Viens, viens, dans la nuit
Ton âme de géant,
Chante encore
Sécheresse
In principio fu metempsicosi, ossia la trasmigrazione dell'anima come forza motrice di una credenza che affonda le proprie radici nell'India antica e nelle
upaniṣad, funzioni esoteriche intrinsecamente legate al
karma.
Dunque la morte come inizio, mentre l'anima trasmigra da un corpo all'altro, fin quando non risulta affrancata dalla materia.
La cantautrice francese
Sophia Djebel Rose, tra le più intraprendenti dell'
underground transalpino a cavallo tra folk, canzone sperimentale e poesia d'avanguardia, torna a due anni dal ricercato "
Métempsycose" con "Sécheresse", opera che contiene nove nuovi movimenti, a formare una rinnovata liturgia, dentro la quale si spostano senza tregua demoni che paiono calarsi dalle nuvole, invocati per esorcizzare attraverso un canto verace, a tratti anche "sanguinante", isterie che riconducono più di una volta alle atmosfere tetre di divinità del passato come
Nico e Patty Waters.
Tra
riff tenebrosi e droni spettrali, "Sécheresse" trae linfa anche dalla tradizione popolare francofona. Sophia Djebel Rose fa inoltre tutto da sola e suona harmonium indiano, synth modulari e chitarre, rifilando uno dietro l'altro i suoi inebrianti proclami, come accade in "
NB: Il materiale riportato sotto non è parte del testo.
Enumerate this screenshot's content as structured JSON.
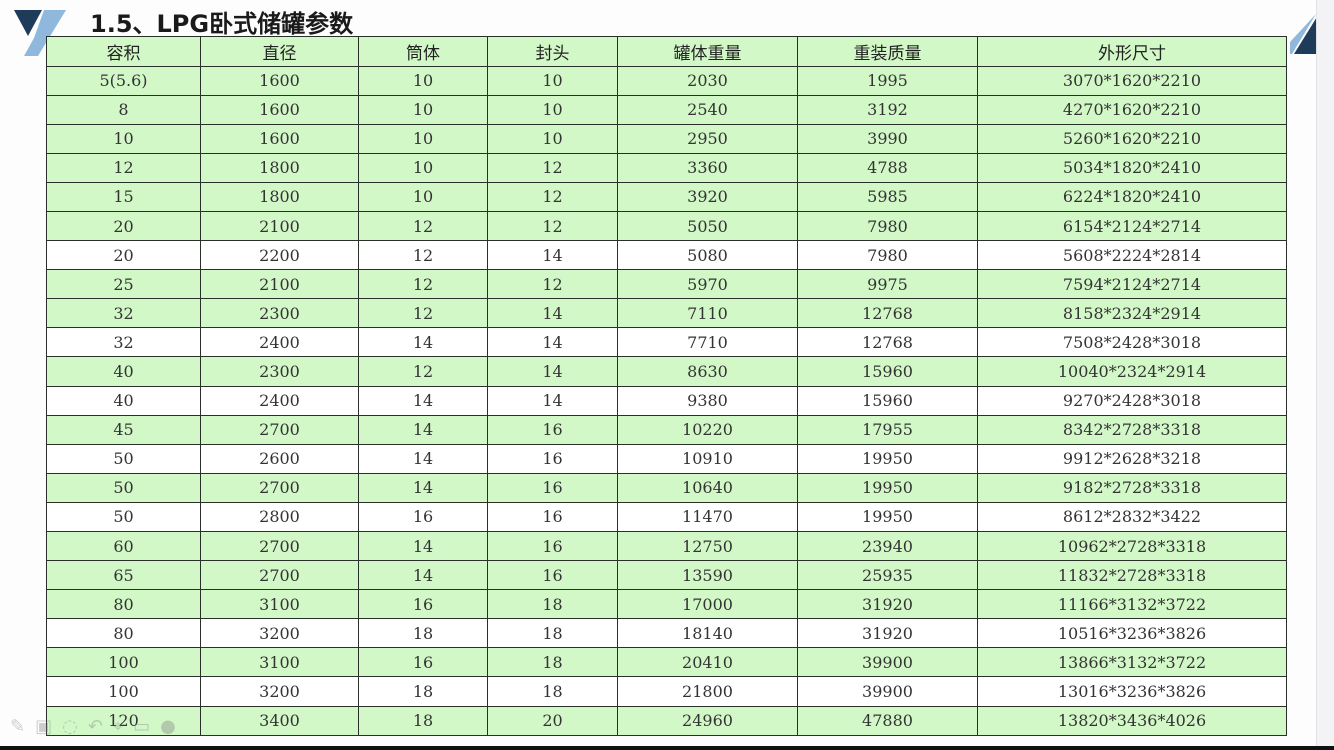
{
  "slide": {
    "title": "1.5、LPG卧式储罐参数",
    "accent_dark": "#1f3b5a",
    "accent_light": "#8fb8dc"
  },
  "table": {
    "columns": [
      "容积",
      "直径",
      "筒体",
      "封头",
      "罐体重量",
      "重装质量",
      "外形尺寸"
    ],
    "header_color": "#d3f8c8",
    "rows": [
      {
        "cells": [
          "5(5.6)",
          "1600",
          "10",
          "10",
          "2030",
          "1995",
          "3070*1620*2210"
        ],
        "highlight": true
      },
      {
        "cells": [
          "8",
          "1600",
          "10",
          "10",
          "2540",
          "3192",
          "4270*1620*2210"
        ],
        "highlight": true
      },
      {
        "cells": [
          "10",
          "1600",
          "10",
          "10",
          "2950",
          "3990",
          "5260*1620*2210"
        ],
        "highlight": true
      },
      {
        "cells": [
          "12",
          "1800",
          "10",
          "12",
          "3360",
          "4788",
          "5034*1820*2410"
        ],
        "highlight": true
      },
      {
        "cells": [
          "15",
          "1800",
          "10",
          "12",
          "3920",
          "5985",
          "6224*1820*2410"
        ],
        "highlight": true
      },
      {
        "cells": [
          "20",
          "2100",
          "12",
          "12",
          "5050",
          "7980",
          "6154*2124*2714"
        ],
        "highlight": true
      },
      {
        "cells": [
          "20",
          "2200",
          "12",
          "14",
          "5080",
          "7980",
          "5608*2224*2814"
        ],
        "highlight": false
      },
      {
        "cells": [
          "25",
          "2100",
          "12",
          "12",
          "5970",
          "9975",
          "7594*2124*2714"
        ],
        "highlight": true
      },
      {
        "cells": [
          "32",
          "2300",
          "12",
          "14",
          "7110",
          "12768",
          "8158*2324*2914"
        ],
        "highlight": true
      },
      {
        "cells": [
          "32",
          "2400",
          "14",
          "14",
          "7710",
          "12768",
          "7508*2428*3018"
        ],
        "highlight": false
      },
      {
        "cells": [
          "40",
          "2300",
          "12",
          "14",
          "8630",
          "15960",
          "10040*2324*2914"
        ],
        "highlight": true
      },
      {
        "cells": [
          "40",
          "2400",
          "14",
          "14",
          "9380",
          "15960",
          "9270*2428*3018"
        ],
        "highlight": false
      },
      {
        "cells": [
          "45",
          "2700",
          "14",
          "16",
          "10220",
          "17955",
          "8342*2728*3318"
        ],
        "highlight": true
      },
      {
        "cells": [
          "50",
          "2600",
          "14",
          "16",
          "10910",
          "19950",
          "9912*2628*3218"
        ],
        "highlight": false
      },
      {
        "cells": [
          "50",
          "2700",
          "14",
          "16",
          "10640",
          "19950",
          "9182*2728*3318"
        ],
        "highlight": true
      },
      {
        "cells": [
          "50",
          "2800",
          "16",
          "16",
          "11470",
          "19950",
          "8612*2832*3422"
        ],
        "highlight": false
      },
      {
        "cells": [
          "60",
          "2700",
          "14",
          "16",
          "12750",
          "23940",
          "10962*2728*3318"
        ],
        "highlight": true
      },
      {
        "cells": [
          "65",
          "2700",
          "14",
          "16",
          "13590",
          "25935",
          "11832*2728*3318"
        ],
        "highlight": true
      },
      {
        "cells": [
          "80",
          "3100",
          "16",
          "18",
          "17000",
          "31920",
          "11166*3132*3722"
        ],
        "highlight": true
      },
      {
        "cells": [
          "80",
          "3200",
          "18",
          "18",
          "18140",
          "31920",
          "10516*3236*3826"
        ],
        "highlight": false
      },
      {
        "cells": [
          "100",
          "3100",
          "16",
          "18",
          "20410",
          "39900",
          "13866*3132*3722"
        ],
        "highlight": true
      },
      {
        "cells": [
          "100",
          "3200",
          "18",
          "18",
          "21800",
          "39900",
          "13016*3236*3826"
        ],
        "highlight": false
      },
      {
        "cells": [
          "120",
          "3400",
          "18",
          "20",
          "24960",
          "47880",
          "13820*3436*4026"
        ],
        "highlight": true
      }
    ]
  },
  "toolbar": {
    "icons": [
      "pen-icon",
      "slides-icon",
      "highlighter-icon",
      "undo-icon",
      "pointer-icon",
      "video-icon",
      "more-icon"
    ]
  }
}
Blanche biche", un inno eco-femminista liberamente ispirato al repertorio medievale d'Oltralpe già nel repertorio di
Veronique Chalot. È una canzone che racconta la storia di una donna che si trasforma in una cerva bianca al calar della notte e che finisce decapitata dal fratello partito per la caccia, a riprendere così in musica una favola di origine celtica, celebre ai tempi della regina Maria di Francia nel XII secolo, che la compositrice francese adatta sotto forma di una ballata acustica altamente invasata, irta di lamenti, angosce ed evocazioni poste in coda per accendere sterpaglie lungo la selva oscura che abita la sua scrittura e dentro la quale si snodano parole dense di collera ma anche piene di speranza.
Il clima dark-folk che imperversa nell'opera anima soprattutto "L'Homme au costume doré", l'altro racconto surrealista con il quale Sophia Djebel Rose agita un autentico rito di iniziazione invertito, in cui "ciò che c'è da imparare è un disimparare", come racconta lei stessa. "L'Homme au costume doré" è il funerale di un uomo dal vestito d'oro, inscenato nel bel mezzo di una serie imprecisata di allucinazioni notturne e corpi nudi che brillano al chiaro di luna.
In "Sécheresse", Sophia Djebel Rose canta per tutto il tempo come una musa ferita che tenta disperatamente di condurci in una grotta platonica nella quale il meno diventa, appunto, di più.
Ce soir sur le parvis de l'église
On enterre l'homme au costume doré
Et dans la voiture noire
Disparaît à jamais la mémoire
De l'homme au costume doré
Per dar corpo alle sue movenze, la Djebel Rose tende quindi ad agire anche per sottrazione, e di conseguenza a ricamare le proprie tele senza orpelli di troppo. Perché "Sécheresse" è in fin dei conti un mantra elettro-folcloristico quasi scevro da diavolerie moderne, retto perlopiù dal canto infestato e da pochi accordi alla chitarra che bramano nell'ombra come segugi rabbiosi.
In questa danza di partiture lugubri e arcani rituali, non mancano poi episodi ipnotici, elettrificati negli istanti finali addirittura con un'inedita "pace", come la conclusiva "Les noyés", episodio a metà tra
Heather Leigh Murray,
Valet,
Anna von Hausswolff e
Diamanda Galas. L'ultimo rituale fuori dalle lancette della contemporaneità di un cerimoniale esaltante.